Lompat ke konten Lompat ke sidebar Lompat ke footer

Porno!: Feminisme, Seksualitas, dan Pornografi di Media

Porno!: Feminisme, Seksualitas, dan Pornografi di Media
Penulis: Ahmad Junaidi
Penerbit: Kompas Gramedia, Jakarta, 2012, xvii + 135 halaman

Masih ingat sosok Ainur Rokhimah yang lebih dikenal dengan nama panggungnya, Inul Daratista? Sosok fenomenal ini mulai dikenal publik ketika media memberitakan maraknya piringan video bajakan berisi kegiatannya menyanyi di kampung, yang direkam kamera amatir dengan mutu gambar dan suara alakadarnya.

Perempuan kelahiran Pasuruan, Jawa Timur, 21 Januari 1972, ini menjadi semakin terkenal ketika Rhoma Irama hingga Majelis Ulama Indonesia (MUI) satu suara dalam menilai aksi panggungnya. Inul dianggap melanggar norma-norma agama dan merusak moral bangsa. Hampir semua media elektronik dan cetak serta internet pernah membahas dan memberitakan Inul.

Oleh penentangnya, penampilan dan goyangan Inul digolongkan ke dalam pornografi. Sebagian orang lainnya menyebutnya pornoaksi, istilah yang pertama dipakai MUI untuk menyebut gerakan atau tindakan yang bersifat porno.

Alex Junaedi kemudian menjadikan kasus Inul sebagai bahan penelitiannya. Ia mencoba mempertanyakan wacana seksualitas perempuan dalam media cetak. Alex juga ingin melihat posisi media cetak menyikapi keberatan sebagian masyarakat terkait isu pornografi. Adapun media cetak yang diteliti adalah Gatra, Tempo, Kompas, Republika, Sabili, dan Basis.

Awalnya, buku ini adalah tesis berjudul "Media Massa dan Ponografi: Pro-Kontra Pemberitaan Inul Daratista dalam Media Cetak Nasional, saat Alex mengikuti program magister di Fakultas Pascasarjana Universitas Indonesia.
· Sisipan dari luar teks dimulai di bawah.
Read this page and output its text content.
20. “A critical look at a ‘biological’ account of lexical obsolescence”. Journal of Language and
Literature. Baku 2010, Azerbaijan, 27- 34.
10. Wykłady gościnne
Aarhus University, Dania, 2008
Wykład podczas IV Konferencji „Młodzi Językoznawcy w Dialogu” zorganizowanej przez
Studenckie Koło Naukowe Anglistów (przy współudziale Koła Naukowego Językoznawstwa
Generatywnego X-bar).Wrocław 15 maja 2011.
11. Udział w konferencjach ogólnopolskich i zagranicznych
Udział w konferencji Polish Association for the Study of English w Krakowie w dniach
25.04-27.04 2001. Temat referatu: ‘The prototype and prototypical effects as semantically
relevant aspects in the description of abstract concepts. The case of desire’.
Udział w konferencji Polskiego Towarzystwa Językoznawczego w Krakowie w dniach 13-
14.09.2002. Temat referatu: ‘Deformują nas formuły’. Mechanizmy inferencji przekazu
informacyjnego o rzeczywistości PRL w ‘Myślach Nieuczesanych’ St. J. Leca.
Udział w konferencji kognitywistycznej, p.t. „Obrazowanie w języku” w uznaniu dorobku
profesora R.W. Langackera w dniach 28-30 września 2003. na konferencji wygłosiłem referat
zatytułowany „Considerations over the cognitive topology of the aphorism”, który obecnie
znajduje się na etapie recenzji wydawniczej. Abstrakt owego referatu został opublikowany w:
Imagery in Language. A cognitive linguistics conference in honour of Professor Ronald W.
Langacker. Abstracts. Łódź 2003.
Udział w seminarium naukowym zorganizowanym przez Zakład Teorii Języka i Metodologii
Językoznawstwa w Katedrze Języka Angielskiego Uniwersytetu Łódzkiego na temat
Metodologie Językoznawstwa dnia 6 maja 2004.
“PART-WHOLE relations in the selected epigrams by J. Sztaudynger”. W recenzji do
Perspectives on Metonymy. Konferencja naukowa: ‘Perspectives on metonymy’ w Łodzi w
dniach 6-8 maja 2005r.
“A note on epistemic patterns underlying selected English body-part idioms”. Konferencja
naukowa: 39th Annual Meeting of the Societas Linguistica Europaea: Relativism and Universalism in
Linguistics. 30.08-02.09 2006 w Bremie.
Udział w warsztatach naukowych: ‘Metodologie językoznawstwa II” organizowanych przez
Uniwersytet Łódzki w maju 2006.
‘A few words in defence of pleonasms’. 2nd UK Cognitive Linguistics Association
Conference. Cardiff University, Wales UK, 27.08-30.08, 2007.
Ia mengambil program kajian perempuan.

Dalam kaitannya dengan media massa, banyak penelitian dan laporan ilmiah yang menyimpulkan bahwa media massa masih membawa bias berkenaan dengan pemberitaan seputar perempuan. Perempuan masih dianggap sebagai properti. Alex menggunakan analisis bingkai (framing analysis) yang mencoba membuka ideologi tersembunyi dari sebuah berita. Pesan yang mungkin tidak secara eksplisit tertulis dalam sebuah berita dicoba dijelaskan dengan analisis bingkai ini.
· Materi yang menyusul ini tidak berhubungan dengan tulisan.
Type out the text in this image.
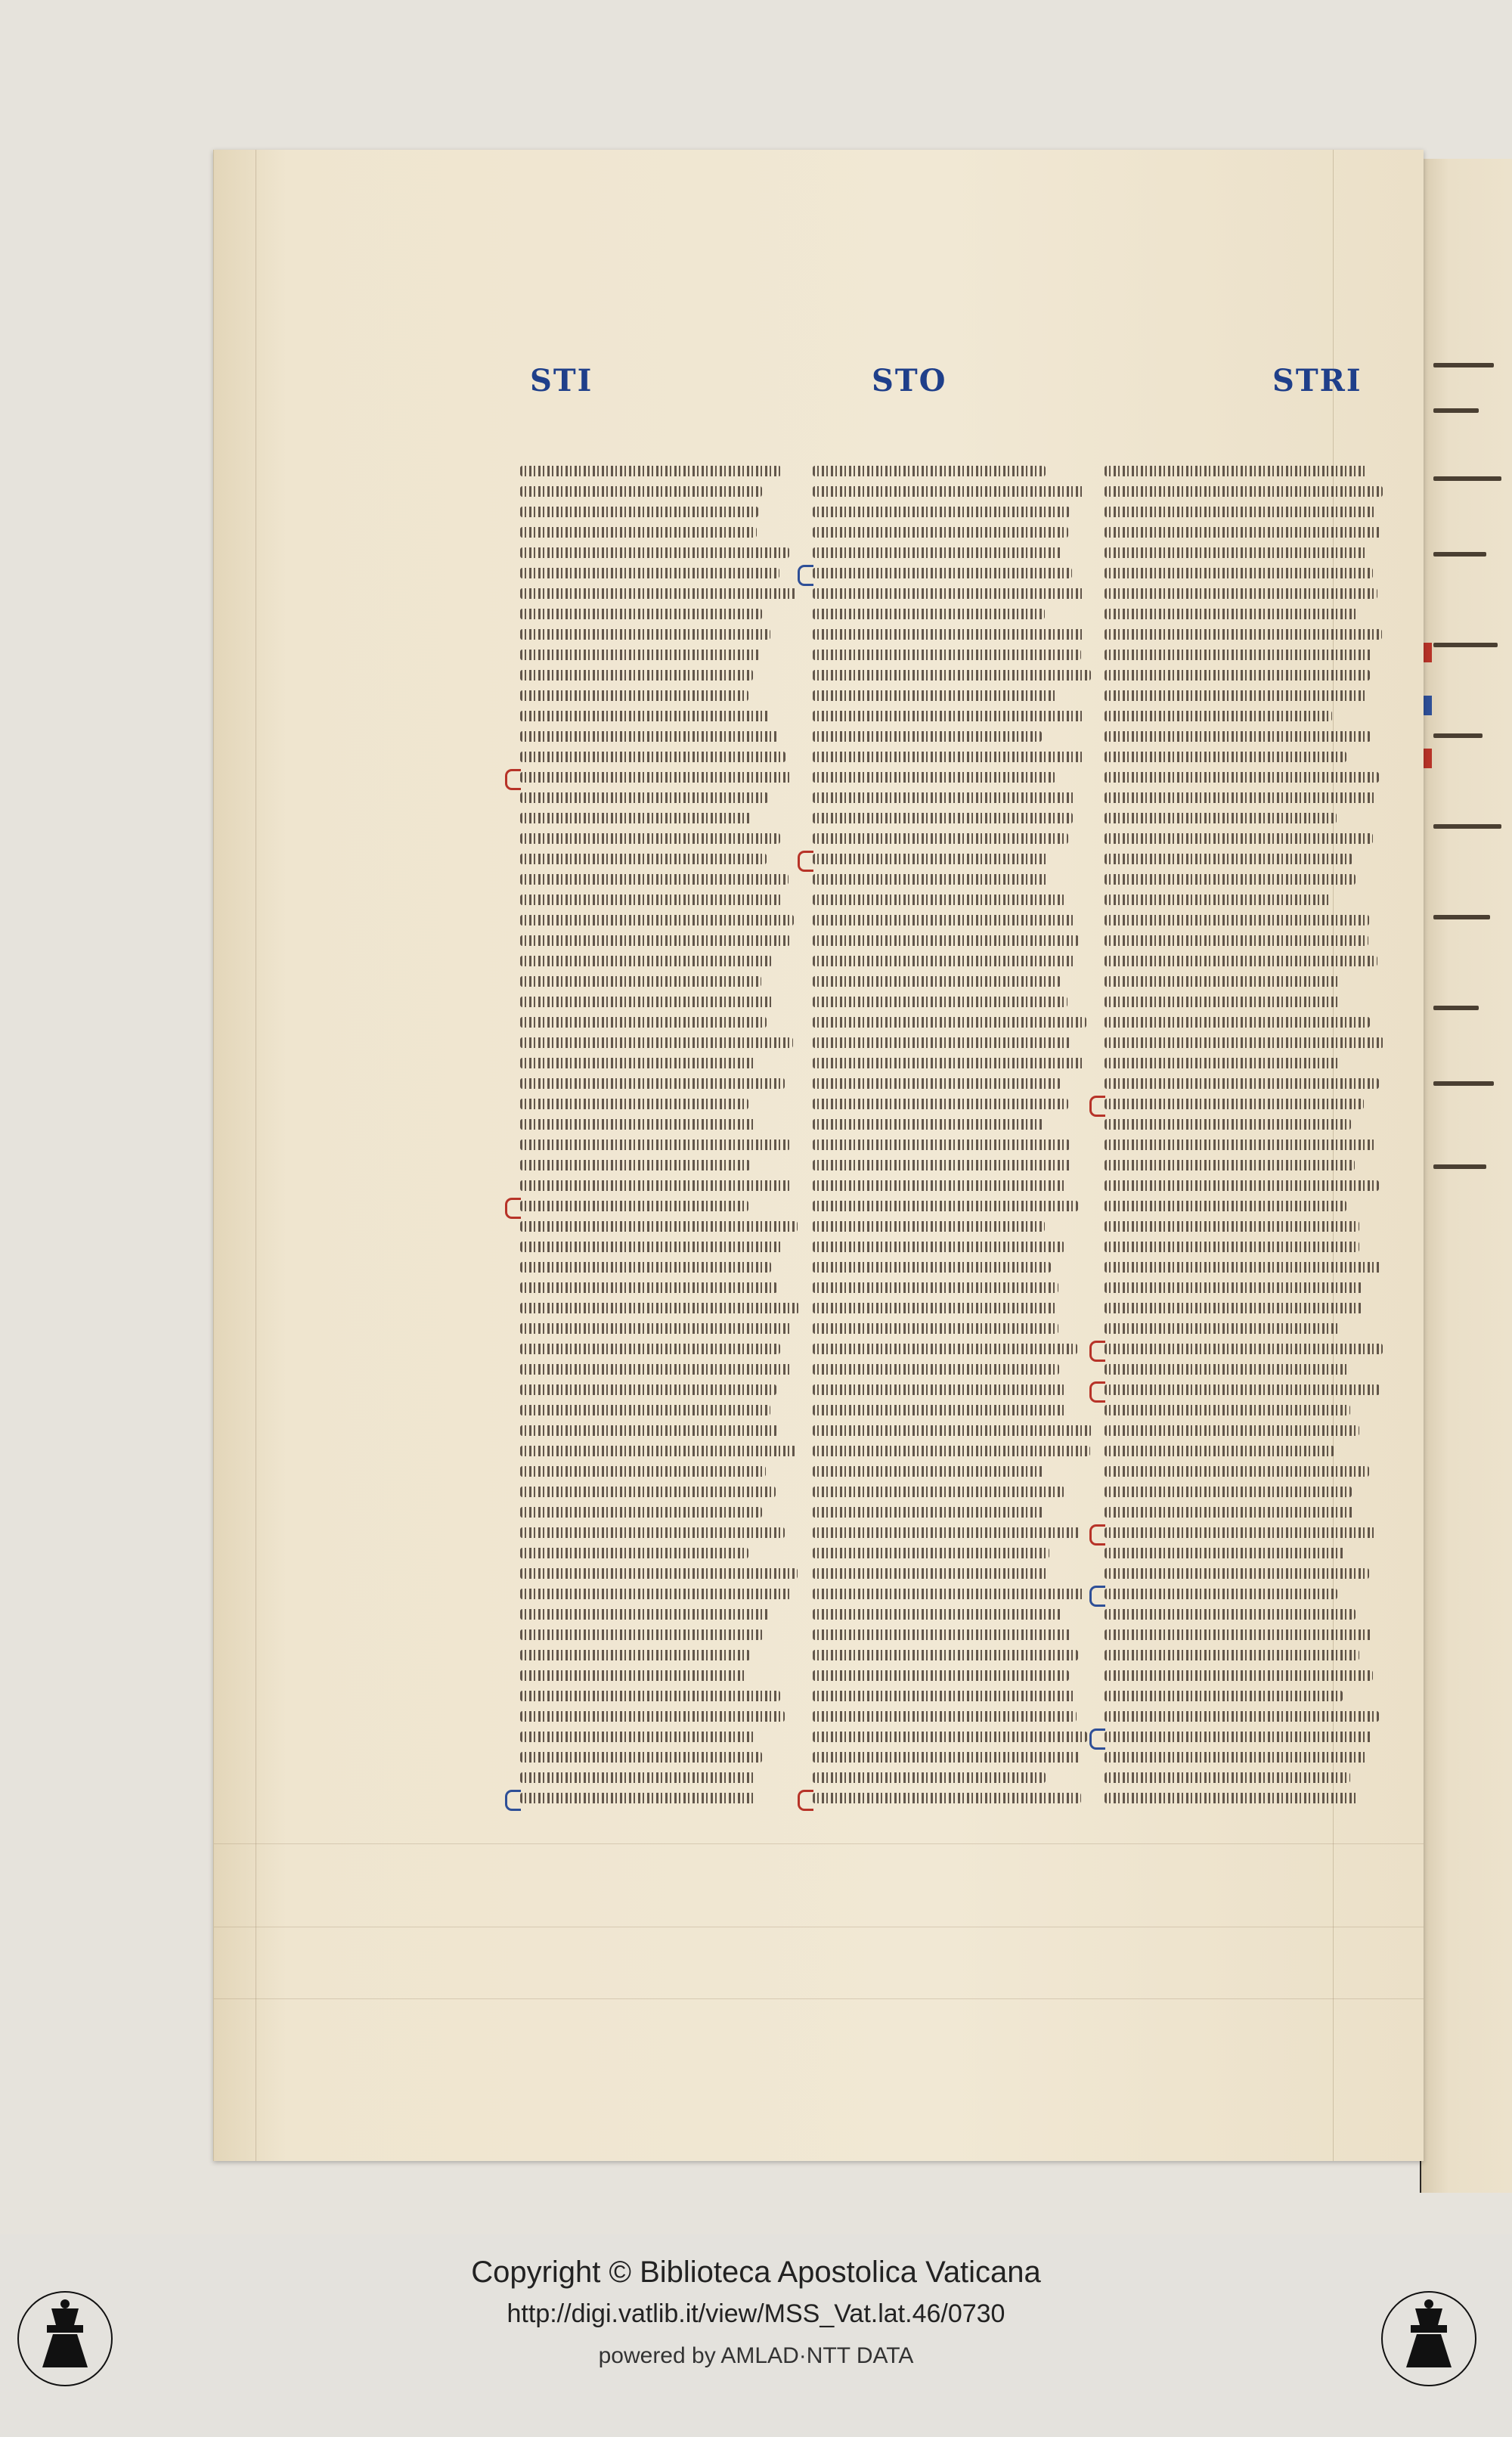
STI	STO	STRI
Copyright © Biblioteca Apostolica Vaticana
http://digi.vatlib.it/view/MSS_Vat.lat.46/0730
powered by AMLAD·NTT DATA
Hasilnya, Kompas dan Tempo tidak memasukkan Inul dalam kategori pornografi. Sedangkan Gatra mengaitkannya dengan pornografi, meskipun masih ada pro dan kontra antara ulama dan masyarakat umum. Republika dan Sabili mengaitkan kontroversi seputar Inul dengan erotisme dan pornografi dan berharap pihak yang berwenang melarangnya. Basis mengaitkan kontroversi Inul dengan seksualitas, tapi tidak mengaitkannya dengan pornografi.

Di lain pihak, televisi juga memiliki andil menyumbangkan kontroversi seputar Inul. Kompas menyatakan, kerja keras Inul dan peran media televisi membantu kepopuleran Inul. Sedangkan media cetak lainnya menganggap kepentingan rating dan iklan mengangkat popularitas, bahkan cenderung mengeksploitasi, Inul.

Alex menulis buku ini dengan bahasa yang lugas, mengalir, dan mudah dipahami. Buku ini juga mengingatkan kembali pembacanya pada fenomena Inul hampir satu dekade lalu. Buku ini terlihat relevan dengan kondisi saat ini, ketika semakin banyak "polisi moral" yang dengan mudah memberi stempel baik dan buruk kepada perempuan.